El cristo que se ha montado con su llegada a Australia se veía venir, entre otras razones, porque insinuó no menos de una docena de veces que no se vacunaría. El problema es que el país-continente exige la doble pauta a todos aquellos que quieran ingresar en sus 7,8 millones de kilómetros cuadrados. Tan cierto como que la organización del Abierto le otorgó una exención médica por haber pasado el covid hace tres semanas. Lo que no es de recibo es que lo traten como si fuera un peligrosísimo delincuente, que lo encierren en un hotel de mala muerte y que quieran deportarlo. Más que nada, porque el ridículo que está haciendo la nación de los canguros es de aurora boreal. Sin olvidar el no precisamente insignificante hecho de que es el defensor del título, además del personaje con más Open de Australia. Vamos, que se están pegando un tiro en el pie. El único que ha puesto un poco de cordura es el ídolo local, Nick Kyrgios, que así como hace meses censuraba a su compañero por no inmunizarse ahora le defiende por el trato que le están dispensando las autoridades. A más, a más, Kyrgios recordó que su colega echó una mano cuando se desataron los terribles incendios forestales exactamente hace un año.

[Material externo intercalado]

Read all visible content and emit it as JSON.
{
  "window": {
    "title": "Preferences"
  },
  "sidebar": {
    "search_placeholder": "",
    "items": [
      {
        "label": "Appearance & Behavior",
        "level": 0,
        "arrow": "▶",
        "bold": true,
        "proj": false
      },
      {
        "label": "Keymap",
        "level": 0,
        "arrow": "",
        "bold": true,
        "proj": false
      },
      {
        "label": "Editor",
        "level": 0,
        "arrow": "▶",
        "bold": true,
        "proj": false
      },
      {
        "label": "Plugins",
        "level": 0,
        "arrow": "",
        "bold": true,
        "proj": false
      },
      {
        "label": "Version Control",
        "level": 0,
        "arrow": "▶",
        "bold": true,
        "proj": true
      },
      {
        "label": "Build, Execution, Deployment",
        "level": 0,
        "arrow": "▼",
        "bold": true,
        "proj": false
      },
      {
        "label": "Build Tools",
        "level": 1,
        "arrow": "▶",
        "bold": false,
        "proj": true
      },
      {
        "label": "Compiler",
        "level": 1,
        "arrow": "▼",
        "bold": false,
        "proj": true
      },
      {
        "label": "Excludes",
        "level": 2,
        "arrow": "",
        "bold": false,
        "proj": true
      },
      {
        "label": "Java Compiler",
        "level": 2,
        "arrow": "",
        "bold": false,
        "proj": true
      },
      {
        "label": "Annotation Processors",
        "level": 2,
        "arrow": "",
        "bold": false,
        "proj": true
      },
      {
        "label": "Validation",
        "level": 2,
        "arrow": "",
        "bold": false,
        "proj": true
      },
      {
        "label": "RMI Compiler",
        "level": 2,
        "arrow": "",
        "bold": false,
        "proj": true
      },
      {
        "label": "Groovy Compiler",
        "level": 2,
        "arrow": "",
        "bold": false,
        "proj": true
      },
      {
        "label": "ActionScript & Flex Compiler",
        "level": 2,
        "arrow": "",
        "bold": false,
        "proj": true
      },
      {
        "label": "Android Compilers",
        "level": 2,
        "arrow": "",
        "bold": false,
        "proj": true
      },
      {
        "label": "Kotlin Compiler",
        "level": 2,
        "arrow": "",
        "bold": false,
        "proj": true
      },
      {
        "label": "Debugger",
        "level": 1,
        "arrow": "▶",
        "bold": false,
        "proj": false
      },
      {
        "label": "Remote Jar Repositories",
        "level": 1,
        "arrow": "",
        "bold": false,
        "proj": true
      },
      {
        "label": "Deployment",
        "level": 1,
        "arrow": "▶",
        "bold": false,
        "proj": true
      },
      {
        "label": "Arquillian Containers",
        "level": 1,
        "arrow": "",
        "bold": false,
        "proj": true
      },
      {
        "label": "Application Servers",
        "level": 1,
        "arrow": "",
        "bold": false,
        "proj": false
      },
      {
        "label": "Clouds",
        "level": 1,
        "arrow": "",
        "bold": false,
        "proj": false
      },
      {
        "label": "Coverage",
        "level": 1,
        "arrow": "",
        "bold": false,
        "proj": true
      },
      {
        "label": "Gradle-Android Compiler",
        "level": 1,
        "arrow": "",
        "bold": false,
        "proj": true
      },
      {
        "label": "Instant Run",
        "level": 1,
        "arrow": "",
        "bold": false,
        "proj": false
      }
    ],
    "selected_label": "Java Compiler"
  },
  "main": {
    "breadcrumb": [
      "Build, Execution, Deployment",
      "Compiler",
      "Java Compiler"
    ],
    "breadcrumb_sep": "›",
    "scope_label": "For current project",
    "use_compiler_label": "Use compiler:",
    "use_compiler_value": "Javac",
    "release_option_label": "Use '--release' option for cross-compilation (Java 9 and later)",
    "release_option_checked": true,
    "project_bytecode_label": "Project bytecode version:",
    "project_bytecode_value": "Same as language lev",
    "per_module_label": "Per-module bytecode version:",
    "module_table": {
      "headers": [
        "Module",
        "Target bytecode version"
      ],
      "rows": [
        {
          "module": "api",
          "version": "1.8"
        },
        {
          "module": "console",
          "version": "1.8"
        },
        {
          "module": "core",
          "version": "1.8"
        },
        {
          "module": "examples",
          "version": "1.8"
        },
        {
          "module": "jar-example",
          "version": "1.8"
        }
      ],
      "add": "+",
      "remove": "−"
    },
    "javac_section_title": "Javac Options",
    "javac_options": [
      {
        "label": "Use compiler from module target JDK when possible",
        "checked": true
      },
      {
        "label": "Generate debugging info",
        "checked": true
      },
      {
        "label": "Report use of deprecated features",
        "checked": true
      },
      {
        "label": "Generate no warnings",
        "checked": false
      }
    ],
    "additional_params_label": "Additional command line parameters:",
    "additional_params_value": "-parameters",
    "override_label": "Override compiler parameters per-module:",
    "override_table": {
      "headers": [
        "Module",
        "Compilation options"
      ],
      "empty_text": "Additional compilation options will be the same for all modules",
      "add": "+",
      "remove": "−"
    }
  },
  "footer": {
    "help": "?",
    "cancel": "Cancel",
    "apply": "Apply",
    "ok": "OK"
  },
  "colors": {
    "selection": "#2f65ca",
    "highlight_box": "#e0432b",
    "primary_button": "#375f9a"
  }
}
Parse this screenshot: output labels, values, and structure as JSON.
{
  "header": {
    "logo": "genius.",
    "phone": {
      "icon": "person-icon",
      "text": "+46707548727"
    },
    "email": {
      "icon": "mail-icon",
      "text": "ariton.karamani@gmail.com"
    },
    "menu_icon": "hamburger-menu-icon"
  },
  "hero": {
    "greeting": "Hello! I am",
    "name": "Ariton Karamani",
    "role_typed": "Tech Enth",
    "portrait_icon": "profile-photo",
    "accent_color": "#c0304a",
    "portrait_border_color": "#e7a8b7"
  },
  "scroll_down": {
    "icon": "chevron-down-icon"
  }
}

Un servidor, que se ha puesto la doble dosis y que considera que la vacunación funciona, vaya si funciona, estima sin embargo que la libertad individual debe prevalecer. En Australia, en Madrid y en Sebastopol. Además, inmunizarse no priva a uno de contagiarse ni de contagiar. Lo único positivo de todo este penoso y antideportivo espectáculo es que, si el serbio se tiene que volver a casa, las posibilidades de nuestro Rafa aumentan exponencialmente con la vista puesta en ser el mejor de todos los tiempos con 21 Grand Slams. El que no se consuela es porque no quiere.